Because we have date constraints on the reports partitions, the planner is smart enough to know that only reports_part0 contains the data we’re looking for. But replace the literal dates with the equivalent functions, and the query planner has to search every partition:

breakpad=> EXPLAIN SELECT * FROM reports WHERE date < now() AND date > now() - interval '1 day' ORDER BY date DESC;
QUERY PLAN
---------------
 Sort
   Sort Key: public.reports.date
   ->  Result
         ->  Append
               ->  Seq Scan on reports
                     Filter: ((date < now()) AND (date > (now() - '1 day'::interval)))
               ->  Bitmap Heap Scan on reports_part0 reports
                     Recheck Cond: ((date < now()) AND (date > (now() - '1 day'::interval)))
                     ->  Bitmap Index Scan on idx_reports_part0_date
                           Index Cond: ((date < now()) AND (date > (now() - '1 day'::interval)))
               ->  Index Scan using idx_reports_part1_date on reports_part1 reports
                     Index Cond: ((date < now()) AND (date > (now() - '1 day'::interval)))
               ->  Index Scan using idx_reports_part2_date on reports_part2 reports
                     Index Cond: ((date < now()) AND (date > (now() - '1 day'::interval)))
               ->  Index Scan using idx_reports_part3_date on reports_part3 reports
                     Index Cond: ((date < now()) AND (date > (now() - '1 day'::interval)))
               ->  Index Scan using idx_reports_part4_date on reports_part4 reports
                     Index Cond: ((date < now()) AND (date > (now() - '1 day'::interval)))
               ->  Index Scan using idx_reports_part5_date on reports_part5 reports
                     Index Cond: ((date < now()) AND (date > (now() - '1 day'::interval)))

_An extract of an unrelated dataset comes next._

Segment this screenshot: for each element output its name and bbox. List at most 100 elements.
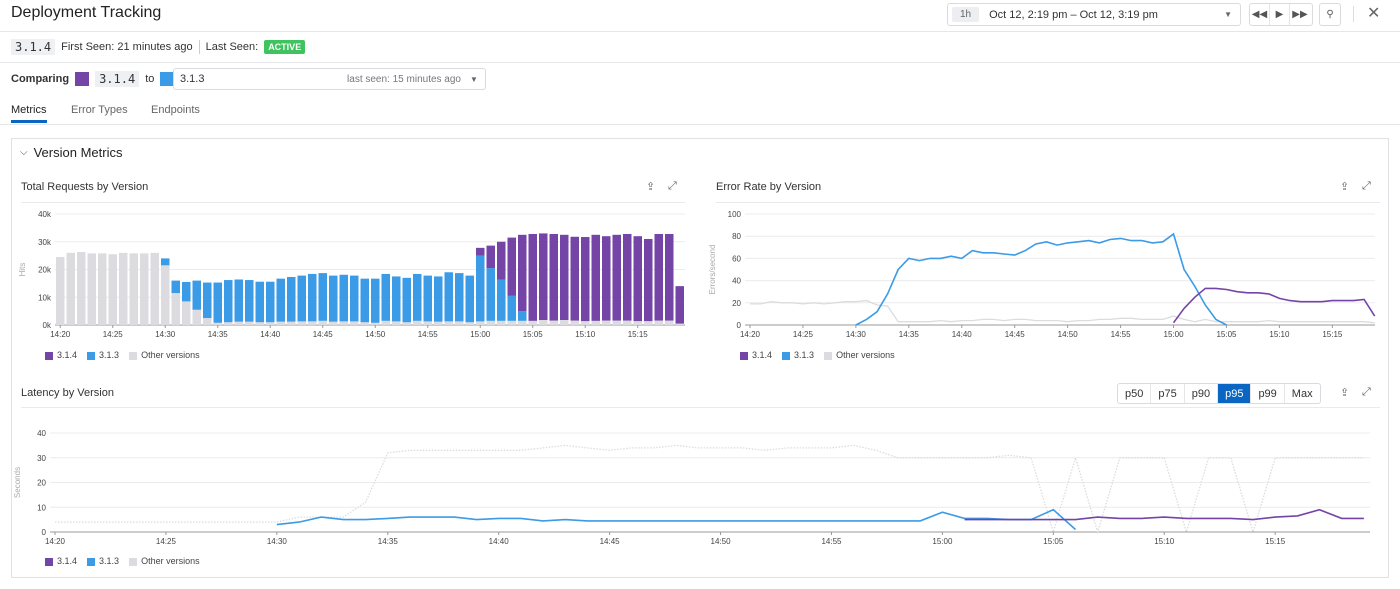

Both of these missed optimizations are extremely problematic when dealing with partitioned tables in postgresql. The first, less common issue should be easy to fix, because it doesn’t require any constraint information. The second one is not so easy, because it would require the query planner to divide its work into a “pre-function/bindparam expansion” stage, which is cacheable, and a “post-function/bindparam expansion stage”, which is not very easy to cache.

We are going to try and work around the data-binding issue by issuing the queries from Socorro using literals instead of bound variables. This is not ideal because it requires the database to completely re-plan every query that is issued.

The moral of the story is simple: if you are planning on using database partitions, be sure you EXPLAIN all the queries you’re planning, with the actual literals or bound data statements that will actually be used in production. Be prepared to significantly rework your queries if the queries perform unexpected full table scans.